A configuration specifier argument for dependencies helps us out here. Instead of just paths we can provide the alias or local varName we would have used with require()
- so instead of:
(defn('id')
('a','b')
(function () {
var a = require('a');
var b = require('b');
module.exports = fn;
function fn(arg) {
return 'fn(arg): ' + a(arg) + b(arg);
}
}));
we can use a
and b
as if declared 'globally'
(defn('id')
({'a' : 'path',
'b' : 'path' })
(function () {
module.exports = fn;
function fn(arg) {
return 'fn(arg): ' + a(arg) + b(arg); // <-- pseudo globals for dependencies
}
}));
and eliminate the require
statements altogether.
For that to work we need to execute the factory function inside another function that receives the varName references as arguments. That way you do not need to specify every argument in the correct order in the factory param list.

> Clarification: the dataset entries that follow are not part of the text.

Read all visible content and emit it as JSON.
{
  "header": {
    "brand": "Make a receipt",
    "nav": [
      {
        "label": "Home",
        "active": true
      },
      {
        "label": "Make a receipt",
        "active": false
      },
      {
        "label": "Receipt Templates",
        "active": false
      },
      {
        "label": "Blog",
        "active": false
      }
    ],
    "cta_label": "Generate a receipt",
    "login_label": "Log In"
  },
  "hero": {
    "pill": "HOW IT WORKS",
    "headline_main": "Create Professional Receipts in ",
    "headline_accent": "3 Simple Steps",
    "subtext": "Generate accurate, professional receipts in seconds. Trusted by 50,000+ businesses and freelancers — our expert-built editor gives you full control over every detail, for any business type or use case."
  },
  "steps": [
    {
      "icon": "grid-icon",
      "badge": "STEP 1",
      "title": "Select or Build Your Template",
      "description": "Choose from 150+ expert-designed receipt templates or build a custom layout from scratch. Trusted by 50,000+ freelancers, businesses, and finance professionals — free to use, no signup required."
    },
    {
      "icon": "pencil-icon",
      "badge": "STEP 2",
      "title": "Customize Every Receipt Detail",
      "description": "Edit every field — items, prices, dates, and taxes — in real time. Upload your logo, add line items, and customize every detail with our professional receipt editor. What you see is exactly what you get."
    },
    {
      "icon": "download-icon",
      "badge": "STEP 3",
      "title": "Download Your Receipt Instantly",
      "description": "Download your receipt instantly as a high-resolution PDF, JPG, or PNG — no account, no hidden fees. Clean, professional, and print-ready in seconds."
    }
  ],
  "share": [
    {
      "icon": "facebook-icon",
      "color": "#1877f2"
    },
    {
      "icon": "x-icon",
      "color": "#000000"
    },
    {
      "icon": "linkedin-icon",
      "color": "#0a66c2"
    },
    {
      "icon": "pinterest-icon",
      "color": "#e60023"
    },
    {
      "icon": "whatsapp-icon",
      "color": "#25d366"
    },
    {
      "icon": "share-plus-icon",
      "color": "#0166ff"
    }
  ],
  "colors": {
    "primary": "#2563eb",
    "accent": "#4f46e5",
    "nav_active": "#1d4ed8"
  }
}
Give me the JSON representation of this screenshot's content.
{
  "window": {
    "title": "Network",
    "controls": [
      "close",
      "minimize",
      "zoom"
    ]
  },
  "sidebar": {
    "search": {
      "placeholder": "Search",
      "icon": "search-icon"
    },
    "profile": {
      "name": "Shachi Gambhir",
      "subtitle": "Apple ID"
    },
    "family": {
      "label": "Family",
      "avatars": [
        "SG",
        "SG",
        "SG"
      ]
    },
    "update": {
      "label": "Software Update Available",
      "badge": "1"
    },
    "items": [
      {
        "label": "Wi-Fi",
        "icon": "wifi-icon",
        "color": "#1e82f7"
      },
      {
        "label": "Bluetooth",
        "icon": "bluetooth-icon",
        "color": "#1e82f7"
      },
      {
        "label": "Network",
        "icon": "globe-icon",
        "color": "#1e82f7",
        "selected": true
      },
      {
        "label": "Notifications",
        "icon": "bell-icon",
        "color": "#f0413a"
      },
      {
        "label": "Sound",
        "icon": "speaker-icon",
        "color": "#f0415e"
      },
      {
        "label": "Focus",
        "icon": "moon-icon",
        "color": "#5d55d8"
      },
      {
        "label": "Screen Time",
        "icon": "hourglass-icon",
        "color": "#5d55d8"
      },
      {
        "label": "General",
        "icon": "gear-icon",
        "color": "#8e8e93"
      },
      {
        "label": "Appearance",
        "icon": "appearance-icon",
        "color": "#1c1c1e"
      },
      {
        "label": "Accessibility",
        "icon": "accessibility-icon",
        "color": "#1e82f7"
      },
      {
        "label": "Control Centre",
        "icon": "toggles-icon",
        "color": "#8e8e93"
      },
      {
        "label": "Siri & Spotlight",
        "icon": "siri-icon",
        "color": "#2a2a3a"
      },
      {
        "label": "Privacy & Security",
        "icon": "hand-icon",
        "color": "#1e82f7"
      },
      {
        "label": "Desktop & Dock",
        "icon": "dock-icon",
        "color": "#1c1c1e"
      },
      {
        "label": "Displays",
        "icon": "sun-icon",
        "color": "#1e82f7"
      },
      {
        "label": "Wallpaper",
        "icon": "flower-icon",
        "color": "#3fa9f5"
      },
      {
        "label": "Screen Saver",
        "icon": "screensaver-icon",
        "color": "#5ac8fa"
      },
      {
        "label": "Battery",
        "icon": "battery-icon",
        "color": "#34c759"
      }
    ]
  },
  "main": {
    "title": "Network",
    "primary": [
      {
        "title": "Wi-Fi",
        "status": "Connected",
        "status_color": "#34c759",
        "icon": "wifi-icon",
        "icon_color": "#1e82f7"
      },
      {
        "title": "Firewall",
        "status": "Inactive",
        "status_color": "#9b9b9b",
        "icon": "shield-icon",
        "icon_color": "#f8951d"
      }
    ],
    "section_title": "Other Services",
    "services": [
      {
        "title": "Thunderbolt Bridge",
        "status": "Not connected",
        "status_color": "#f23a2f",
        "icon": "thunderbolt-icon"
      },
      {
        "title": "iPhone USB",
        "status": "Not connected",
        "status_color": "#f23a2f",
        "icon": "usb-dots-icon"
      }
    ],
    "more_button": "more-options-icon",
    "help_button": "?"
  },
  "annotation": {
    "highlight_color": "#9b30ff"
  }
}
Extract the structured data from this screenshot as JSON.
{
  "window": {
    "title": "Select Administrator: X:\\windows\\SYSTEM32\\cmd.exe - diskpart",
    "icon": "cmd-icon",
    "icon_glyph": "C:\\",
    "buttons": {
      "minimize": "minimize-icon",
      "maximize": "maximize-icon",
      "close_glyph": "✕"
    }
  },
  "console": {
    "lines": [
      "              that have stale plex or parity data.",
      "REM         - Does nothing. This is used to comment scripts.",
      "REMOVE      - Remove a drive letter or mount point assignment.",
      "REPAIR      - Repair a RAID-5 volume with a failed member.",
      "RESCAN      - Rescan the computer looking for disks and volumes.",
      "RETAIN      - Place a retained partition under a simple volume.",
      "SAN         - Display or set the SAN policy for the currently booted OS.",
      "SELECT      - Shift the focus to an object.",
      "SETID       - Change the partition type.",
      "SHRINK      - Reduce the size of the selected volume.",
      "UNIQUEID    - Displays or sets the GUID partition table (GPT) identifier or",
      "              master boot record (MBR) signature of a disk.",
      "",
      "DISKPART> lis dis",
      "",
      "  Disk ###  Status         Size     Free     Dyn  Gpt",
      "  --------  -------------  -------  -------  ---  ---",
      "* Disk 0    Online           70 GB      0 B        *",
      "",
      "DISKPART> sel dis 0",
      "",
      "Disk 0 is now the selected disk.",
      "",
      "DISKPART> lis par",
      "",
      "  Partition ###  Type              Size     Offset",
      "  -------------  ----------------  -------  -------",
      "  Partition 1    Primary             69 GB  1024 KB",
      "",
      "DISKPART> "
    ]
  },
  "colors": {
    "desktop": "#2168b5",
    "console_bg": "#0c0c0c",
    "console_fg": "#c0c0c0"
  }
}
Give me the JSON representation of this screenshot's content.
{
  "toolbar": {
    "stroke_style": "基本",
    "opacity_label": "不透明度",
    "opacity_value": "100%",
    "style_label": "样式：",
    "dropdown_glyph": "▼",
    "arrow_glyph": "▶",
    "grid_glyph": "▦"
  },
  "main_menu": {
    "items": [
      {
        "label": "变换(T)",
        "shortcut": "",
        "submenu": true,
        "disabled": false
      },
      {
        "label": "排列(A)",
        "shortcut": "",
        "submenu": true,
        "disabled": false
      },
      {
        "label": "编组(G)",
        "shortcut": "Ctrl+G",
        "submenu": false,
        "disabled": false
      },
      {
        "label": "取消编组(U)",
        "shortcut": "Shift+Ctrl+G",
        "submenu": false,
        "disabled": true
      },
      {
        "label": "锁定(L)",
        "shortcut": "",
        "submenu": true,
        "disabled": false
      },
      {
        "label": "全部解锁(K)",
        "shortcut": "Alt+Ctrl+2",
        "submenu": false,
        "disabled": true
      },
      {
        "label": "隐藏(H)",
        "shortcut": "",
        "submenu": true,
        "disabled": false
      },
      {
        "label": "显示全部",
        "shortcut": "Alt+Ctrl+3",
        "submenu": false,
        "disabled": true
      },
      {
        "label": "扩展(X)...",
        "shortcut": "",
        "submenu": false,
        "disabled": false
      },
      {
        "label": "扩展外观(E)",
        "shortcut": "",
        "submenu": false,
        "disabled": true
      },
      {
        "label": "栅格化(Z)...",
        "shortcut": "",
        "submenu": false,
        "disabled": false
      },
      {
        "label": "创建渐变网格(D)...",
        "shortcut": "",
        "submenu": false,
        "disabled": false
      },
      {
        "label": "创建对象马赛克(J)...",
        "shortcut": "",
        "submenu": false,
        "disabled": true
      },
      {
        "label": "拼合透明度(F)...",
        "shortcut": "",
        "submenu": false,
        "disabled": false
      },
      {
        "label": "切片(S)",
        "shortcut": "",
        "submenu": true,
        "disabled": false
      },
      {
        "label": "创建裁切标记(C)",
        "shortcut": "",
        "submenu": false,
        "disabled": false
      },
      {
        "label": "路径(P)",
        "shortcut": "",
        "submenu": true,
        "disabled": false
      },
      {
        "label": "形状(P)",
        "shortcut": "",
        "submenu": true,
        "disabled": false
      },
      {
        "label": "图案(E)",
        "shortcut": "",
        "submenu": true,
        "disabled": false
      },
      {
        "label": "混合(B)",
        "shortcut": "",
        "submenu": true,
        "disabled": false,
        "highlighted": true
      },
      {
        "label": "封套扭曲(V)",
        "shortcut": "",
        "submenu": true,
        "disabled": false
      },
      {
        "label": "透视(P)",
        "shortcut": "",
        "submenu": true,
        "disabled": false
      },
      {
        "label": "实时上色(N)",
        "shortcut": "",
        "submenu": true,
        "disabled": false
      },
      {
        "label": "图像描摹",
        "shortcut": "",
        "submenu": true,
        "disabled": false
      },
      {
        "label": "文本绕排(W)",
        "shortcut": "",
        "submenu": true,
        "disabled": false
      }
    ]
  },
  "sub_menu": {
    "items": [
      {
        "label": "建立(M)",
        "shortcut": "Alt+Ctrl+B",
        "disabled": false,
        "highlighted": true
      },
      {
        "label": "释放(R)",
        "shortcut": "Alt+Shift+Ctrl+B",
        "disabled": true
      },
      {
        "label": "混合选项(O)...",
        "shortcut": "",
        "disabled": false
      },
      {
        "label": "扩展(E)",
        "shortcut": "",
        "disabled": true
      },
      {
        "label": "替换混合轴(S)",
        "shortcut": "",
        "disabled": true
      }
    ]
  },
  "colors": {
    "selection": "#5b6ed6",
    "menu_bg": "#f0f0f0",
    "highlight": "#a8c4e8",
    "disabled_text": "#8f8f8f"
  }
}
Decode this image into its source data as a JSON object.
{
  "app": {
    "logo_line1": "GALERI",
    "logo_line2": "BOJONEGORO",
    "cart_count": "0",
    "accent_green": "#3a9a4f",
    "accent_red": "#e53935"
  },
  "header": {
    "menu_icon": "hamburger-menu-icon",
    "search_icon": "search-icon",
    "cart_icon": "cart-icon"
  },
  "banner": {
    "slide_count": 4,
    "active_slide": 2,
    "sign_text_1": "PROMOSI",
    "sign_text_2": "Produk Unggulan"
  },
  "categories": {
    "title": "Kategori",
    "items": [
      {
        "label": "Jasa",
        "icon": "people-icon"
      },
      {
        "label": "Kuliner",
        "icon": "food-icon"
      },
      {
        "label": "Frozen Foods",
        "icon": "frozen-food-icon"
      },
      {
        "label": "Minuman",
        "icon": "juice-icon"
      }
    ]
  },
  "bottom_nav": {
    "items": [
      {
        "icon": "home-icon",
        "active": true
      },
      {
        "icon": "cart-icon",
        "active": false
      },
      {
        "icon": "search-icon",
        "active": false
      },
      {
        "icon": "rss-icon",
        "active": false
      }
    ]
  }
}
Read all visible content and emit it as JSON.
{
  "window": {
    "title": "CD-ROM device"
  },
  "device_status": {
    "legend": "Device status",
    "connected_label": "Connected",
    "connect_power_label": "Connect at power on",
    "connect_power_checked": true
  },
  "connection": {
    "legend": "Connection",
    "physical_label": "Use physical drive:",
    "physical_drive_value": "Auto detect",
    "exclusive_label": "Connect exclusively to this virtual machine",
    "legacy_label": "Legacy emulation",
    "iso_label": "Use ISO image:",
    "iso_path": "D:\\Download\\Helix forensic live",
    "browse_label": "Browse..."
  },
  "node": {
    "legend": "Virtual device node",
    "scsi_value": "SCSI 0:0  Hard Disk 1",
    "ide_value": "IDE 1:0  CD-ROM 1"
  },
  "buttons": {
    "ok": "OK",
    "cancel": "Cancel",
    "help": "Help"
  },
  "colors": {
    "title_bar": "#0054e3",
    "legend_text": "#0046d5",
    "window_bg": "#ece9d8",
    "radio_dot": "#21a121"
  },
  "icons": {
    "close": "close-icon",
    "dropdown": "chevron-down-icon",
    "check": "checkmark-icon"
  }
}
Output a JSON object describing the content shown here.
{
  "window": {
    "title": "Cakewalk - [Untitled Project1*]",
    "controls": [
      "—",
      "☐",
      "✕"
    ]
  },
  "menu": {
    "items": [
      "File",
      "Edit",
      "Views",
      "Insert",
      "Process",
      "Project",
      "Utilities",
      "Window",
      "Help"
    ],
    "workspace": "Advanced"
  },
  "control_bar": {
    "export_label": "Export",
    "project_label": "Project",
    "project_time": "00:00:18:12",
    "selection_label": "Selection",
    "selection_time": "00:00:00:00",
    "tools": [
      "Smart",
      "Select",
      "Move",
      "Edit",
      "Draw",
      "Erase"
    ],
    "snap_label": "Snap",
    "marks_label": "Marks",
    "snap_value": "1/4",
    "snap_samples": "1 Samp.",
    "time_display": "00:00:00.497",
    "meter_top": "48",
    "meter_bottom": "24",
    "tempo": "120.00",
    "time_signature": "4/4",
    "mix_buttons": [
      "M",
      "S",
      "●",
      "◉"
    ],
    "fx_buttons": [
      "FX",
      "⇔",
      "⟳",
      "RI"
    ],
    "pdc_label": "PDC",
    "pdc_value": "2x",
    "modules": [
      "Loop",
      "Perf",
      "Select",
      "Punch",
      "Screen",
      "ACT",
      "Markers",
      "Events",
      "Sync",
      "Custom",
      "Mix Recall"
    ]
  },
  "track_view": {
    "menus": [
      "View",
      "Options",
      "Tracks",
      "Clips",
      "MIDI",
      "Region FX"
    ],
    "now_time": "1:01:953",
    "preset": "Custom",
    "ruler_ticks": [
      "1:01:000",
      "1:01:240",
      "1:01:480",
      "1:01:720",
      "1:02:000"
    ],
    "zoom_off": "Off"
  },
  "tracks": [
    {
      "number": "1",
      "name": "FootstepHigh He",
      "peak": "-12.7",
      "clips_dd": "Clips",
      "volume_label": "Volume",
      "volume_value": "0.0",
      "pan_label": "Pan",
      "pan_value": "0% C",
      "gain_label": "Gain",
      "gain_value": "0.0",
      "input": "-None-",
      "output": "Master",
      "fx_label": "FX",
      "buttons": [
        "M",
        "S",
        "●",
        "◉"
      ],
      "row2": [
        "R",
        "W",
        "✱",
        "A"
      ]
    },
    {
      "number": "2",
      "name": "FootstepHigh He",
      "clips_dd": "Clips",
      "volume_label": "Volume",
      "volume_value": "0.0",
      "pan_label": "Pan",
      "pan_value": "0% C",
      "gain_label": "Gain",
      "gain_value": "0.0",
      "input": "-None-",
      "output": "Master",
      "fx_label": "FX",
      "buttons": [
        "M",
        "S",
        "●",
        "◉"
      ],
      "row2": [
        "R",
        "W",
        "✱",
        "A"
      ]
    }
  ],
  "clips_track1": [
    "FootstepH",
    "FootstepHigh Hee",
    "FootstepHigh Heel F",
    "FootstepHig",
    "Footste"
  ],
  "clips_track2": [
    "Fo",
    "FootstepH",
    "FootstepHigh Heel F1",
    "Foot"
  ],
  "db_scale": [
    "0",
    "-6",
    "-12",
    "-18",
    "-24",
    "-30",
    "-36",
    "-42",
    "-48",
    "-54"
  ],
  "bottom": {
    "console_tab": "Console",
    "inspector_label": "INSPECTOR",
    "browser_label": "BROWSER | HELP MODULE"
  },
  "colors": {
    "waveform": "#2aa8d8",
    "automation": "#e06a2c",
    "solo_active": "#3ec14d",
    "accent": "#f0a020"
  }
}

[ TODO ~ details , maybe an implementation ]
And suddenly we have shorter code, easier on the eyes, plus:
- specifying configuration and imports in one statement allows us to mock things as necessary for tests
- we can declare/pass a
global
forwindow
- we need only specify
global.<some_name>
for anything that exports itself to the global scope rather than imports.
Alas, CoffeeScript does not support the whitespace-between-lines pattern or the triple-chars comment. You can use backticks in CoffeeScript which will include the ticked source as pure JavaScript, but that gets us out of CoffeeScript proper so what is the real win?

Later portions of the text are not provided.